The agency also has improved its cafeteria fare and expanded its salad bars. Three years ago, the CDC began bringing in produce vendors so employees could buy fresh fruits and vegetables. Now, the produce carts visit three CDC campuses and boast daily sales of $2,000 to $3,000.
- Now here’s some strange obesity news. A reports shows being overweight or obese can lower breast cancer risk in women prior to menopause. Will Dunham of Reuters reports on this unusual finding:
The researchers admitted they do not know why the extra pounds (kg) may protect premenopausal women from breast cancer, but noted obesity actually greatly boosts breast cancer risk after menopause, when the disease more often is diagnosed.
- Does spicy food increase metabolism? To be honest, I never assumed it does. Anahad O’Connor of The New York Times investigated, and believe it or not spicy food can actually give your metabolism a kick—coming soon, the hot-pepper diet! Here’s more from O’Connor:
One study by Canadian researchers this year looked at a group of adult men and found that those who were served hot sauce with appetizers before a meal went on to consume on average about 200 fewer calories at lunch and in later meals than their peers who did not have anything with capsaicin. The researchers suggested that capsaicin may work as an appetite suppressant. But take heed: spicy foods can also worsen symptoms of ulcers and heartburn.
- More bad news for smoking, according Emily Bazar of The Detroit Free Press many anti-tobacco groups are calling for a ban on smoking around children, even in private places; such as foster homes and cars. Is it a good idea? Or bordering on totalitarian? You decide:
At least six states and some counties prohibit foster parents from smoking when foster children are present, says Kathleen Dachille, director of the Legal Resource Center for Tobacco Regulation, Litigation & Advocacy at the University of Maryland School of Law. "There are times when it's appropriate to regulate what people can do in their home," she says. "The state is responsible for that child."
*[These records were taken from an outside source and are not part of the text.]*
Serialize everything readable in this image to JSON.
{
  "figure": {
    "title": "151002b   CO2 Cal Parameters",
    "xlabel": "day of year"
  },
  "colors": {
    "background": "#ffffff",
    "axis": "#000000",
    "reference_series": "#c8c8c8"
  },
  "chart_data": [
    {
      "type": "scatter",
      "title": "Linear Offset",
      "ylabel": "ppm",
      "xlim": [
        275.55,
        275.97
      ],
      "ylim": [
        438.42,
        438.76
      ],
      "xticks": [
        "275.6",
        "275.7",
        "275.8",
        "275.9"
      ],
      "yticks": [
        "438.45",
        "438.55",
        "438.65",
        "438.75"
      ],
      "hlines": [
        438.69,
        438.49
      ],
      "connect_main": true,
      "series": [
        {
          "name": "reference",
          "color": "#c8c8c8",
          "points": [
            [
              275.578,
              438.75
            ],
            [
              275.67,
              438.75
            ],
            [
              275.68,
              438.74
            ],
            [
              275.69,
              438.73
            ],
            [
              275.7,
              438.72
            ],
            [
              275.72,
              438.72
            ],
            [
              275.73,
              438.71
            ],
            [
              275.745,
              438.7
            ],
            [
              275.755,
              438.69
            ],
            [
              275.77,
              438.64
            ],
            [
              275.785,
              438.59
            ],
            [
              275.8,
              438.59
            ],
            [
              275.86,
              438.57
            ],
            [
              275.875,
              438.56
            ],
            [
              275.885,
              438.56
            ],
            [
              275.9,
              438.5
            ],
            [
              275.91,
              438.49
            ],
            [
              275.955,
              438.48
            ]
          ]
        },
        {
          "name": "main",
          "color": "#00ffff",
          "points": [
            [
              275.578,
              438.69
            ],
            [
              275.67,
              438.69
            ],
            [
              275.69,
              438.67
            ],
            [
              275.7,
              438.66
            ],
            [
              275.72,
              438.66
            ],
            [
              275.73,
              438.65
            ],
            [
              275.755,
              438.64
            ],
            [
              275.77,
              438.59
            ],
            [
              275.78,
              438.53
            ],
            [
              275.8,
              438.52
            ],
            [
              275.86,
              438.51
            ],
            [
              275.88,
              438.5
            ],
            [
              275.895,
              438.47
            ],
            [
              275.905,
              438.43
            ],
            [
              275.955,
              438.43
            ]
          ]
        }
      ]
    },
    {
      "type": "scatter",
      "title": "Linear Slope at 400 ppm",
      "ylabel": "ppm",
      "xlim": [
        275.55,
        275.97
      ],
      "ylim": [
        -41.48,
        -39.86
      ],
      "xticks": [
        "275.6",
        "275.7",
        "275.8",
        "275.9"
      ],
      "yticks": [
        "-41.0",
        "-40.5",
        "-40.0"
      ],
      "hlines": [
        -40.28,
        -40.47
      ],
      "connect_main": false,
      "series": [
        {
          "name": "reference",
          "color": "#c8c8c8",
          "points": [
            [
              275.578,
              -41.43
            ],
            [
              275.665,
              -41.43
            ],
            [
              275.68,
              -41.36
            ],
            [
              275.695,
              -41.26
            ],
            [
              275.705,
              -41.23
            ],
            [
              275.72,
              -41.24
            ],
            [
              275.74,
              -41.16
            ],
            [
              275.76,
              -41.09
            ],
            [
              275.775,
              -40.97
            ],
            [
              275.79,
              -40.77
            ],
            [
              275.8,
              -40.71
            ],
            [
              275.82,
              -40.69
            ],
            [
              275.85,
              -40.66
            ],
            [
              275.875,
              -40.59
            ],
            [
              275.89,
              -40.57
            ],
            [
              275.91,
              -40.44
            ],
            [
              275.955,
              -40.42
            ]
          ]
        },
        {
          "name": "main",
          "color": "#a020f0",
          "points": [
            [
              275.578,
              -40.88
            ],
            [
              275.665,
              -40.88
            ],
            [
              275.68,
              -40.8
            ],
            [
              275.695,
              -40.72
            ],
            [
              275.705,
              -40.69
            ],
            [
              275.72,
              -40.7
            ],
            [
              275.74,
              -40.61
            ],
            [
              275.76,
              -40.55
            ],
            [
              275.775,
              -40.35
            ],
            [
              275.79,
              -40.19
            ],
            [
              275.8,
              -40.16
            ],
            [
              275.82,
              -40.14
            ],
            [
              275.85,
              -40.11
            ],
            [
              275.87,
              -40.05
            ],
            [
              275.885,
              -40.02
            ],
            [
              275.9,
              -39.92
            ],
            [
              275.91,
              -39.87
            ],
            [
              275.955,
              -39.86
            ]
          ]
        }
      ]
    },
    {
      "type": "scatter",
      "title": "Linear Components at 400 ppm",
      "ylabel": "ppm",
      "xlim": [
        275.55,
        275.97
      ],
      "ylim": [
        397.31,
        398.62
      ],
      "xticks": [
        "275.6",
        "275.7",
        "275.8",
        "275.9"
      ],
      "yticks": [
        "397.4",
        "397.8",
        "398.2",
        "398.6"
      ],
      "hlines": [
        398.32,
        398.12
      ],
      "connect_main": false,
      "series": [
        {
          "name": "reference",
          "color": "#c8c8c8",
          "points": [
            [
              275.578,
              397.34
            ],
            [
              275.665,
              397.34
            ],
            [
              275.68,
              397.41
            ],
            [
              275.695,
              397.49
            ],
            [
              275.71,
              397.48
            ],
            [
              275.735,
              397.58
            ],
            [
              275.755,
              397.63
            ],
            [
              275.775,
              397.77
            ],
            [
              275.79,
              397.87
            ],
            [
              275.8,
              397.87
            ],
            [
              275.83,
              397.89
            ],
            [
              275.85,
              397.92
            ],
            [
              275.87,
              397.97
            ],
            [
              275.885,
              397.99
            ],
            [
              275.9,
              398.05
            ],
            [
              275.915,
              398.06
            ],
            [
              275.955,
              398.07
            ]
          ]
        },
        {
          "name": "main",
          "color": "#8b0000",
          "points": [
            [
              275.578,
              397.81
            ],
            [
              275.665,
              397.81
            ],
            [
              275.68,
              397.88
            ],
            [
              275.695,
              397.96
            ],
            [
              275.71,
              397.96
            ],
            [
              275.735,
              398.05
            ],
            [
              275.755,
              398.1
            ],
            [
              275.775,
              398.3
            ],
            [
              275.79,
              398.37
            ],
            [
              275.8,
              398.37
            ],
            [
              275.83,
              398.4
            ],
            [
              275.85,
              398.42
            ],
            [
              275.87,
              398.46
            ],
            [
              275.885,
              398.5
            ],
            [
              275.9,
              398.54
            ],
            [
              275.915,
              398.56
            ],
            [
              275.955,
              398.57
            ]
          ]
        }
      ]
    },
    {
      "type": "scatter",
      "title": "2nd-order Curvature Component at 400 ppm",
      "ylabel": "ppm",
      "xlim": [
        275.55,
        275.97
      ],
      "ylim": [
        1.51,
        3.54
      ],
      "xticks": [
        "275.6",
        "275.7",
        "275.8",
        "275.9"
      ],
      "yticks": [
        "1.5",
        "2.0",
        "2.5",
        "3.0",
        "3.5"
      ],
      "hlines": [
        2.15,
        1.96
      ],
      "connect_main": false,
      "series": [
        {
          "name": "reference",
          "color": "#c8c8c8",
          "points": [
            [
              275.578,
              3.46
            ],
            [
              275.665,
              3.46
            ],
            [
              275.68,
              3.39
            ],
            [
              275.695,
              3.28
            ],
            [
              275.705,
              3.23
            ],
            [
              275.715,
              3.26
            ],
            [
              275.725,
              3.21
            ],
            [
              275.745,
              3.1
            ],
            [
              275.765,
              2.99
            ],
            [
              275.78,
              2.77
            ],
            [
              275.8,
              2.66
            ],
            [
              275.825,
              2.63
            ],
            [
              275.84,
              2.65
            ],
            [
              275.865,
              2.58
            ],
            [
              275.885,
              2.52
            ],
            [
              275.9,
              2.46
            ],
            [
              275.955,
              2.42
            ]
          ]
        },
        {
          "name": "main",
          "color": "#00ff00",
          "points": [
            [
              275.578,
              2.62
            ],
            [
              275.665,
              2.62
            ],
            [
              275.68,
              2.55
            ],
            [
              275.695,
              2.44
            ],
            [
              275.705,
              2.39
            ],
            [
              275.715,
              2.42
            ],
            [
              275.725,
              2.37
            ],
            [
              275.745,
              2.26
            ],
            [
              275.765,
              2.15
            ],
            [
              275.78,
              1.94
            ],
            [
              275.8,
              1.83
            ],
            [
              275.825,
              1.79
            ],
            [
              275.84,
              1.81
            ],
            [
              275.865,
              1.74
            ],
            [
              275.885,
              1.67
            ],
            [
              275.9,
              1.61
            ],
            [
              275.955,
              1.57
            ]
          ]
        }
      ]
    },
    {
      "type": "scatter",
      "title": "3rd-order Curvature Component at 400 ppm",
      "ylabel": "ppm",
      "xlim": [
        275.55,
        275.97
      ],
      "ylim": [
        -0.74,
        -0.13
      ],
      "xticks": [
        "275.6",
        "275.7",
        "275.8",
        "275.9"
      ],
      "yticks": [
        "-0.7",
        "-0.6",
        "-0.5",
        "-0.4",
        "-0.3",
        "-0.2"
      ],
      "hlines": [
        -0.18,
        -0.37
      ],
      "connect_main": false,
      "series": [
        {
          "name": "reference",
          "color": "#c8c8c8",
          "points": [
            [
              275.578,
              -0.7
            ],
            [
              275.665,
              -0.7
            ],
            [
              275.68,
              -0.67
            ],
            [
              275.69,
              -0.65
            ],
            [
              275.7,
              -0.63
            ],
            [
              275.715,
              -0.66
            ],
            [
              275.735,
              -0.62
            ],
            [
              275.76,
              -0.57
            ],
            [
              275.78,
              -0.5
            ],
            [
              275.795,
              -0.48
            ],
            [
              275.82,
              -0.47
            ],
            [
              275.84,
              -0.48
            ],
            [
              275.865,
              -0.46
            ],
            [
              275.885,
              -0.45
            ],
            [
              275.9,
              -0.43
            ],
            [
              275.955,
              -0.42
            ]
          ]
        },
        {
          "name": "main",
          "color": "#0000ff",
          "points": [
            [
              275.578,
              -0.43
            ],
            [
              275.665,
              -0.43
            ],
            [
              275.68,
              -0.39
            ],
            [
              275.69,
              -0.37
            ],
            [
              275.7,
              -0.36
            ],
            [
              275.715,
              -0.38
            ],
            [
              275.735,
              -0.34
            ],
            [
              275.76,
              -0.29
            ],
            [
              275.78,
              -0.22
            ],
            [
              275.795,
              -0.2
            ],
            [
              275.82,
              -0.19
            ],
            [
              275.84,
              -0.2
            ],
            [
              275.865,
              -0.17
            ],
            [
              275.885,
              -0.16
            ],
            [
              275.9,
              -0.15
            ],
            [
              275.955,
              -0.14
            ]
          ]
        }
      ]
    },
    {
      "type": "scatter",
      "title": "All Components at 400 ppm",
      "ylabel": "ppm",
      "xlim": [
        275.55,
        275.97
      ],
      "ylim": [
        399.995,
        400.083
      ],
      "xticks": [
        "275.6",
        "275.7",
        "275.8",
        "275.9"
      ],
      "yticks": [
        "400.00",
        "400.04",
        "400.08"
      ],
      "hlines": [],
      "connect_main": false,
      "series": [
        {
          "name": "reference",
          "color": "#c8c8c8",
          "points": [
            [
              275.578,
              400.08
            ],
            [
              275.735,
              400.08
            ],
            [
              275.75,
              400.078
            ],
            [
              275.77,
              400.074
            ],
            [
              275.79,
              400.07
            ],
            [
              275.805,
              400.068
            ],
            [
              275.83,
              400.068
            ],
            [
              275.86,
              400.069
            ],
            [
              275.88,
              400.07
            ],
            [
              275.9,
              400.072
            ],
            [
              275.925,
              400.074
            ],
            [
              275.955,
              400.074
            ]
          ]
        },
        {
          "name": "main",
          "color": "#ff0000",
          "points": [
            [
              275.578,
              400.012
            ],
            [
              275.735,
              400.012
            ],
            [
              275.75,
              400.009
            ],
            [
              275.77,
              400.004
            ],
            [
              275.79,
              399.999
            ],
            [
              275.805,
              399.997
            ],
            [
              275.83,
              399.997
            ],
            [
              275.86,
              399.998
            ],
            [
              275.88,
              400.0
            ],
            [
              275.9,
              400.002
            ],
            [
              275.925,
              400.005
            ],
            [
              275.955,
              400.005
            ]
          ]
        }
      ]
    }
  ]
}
- Vitamins, they’re certainly some strong medicine. Reuters is reporting that Vitamin E can people protect against cancer and heart disease. More reason to eat plenty of dark-leafy greens and nuts. More from the article:
Men with the highest levels of vitamin E in their blood were 18 percent less likely to die than those with the lowest levels, the researchers found. They also had a 21-percent lower risk of death from cancer, a 19-percent lower risk of dying from heart disease, and a 30-percent lower risk of death from other causes.
- Dan Vierria of The San Diego Union-Tribune explains the color of your favorite fruits and veggies corresponds to their health promoting effects:
Blues and purples: Keep memory sharp and reduce risk of several kinds of cancer, including prostate. Plums, eggplant, blueberries, blackberries, purple grapes (and raisins).
Greens: Protect bones, teeth and eyesight. Kiwi, spinach, broccoli, Romaine lettuce, Brussels sprouts, cabbage, honeydews.
- This shouldn’t be too surprising, more bad news about smoking. A new study determined merely “cutting back” on the number of cigarettes smoked does not lower a smoker’s risk of dieing prematurely. Robert Preidt of HealthDay News reports:
Reporting in the journal Tobacco Control, a team from the National Health Screening Service in Oslo found that limiting the daily amount of cigarettes may be useful as a temporary measure when a smoker is trying to quit, but kicking the habit is the only real way of reducing the risk of smoking-related health consequences and early death.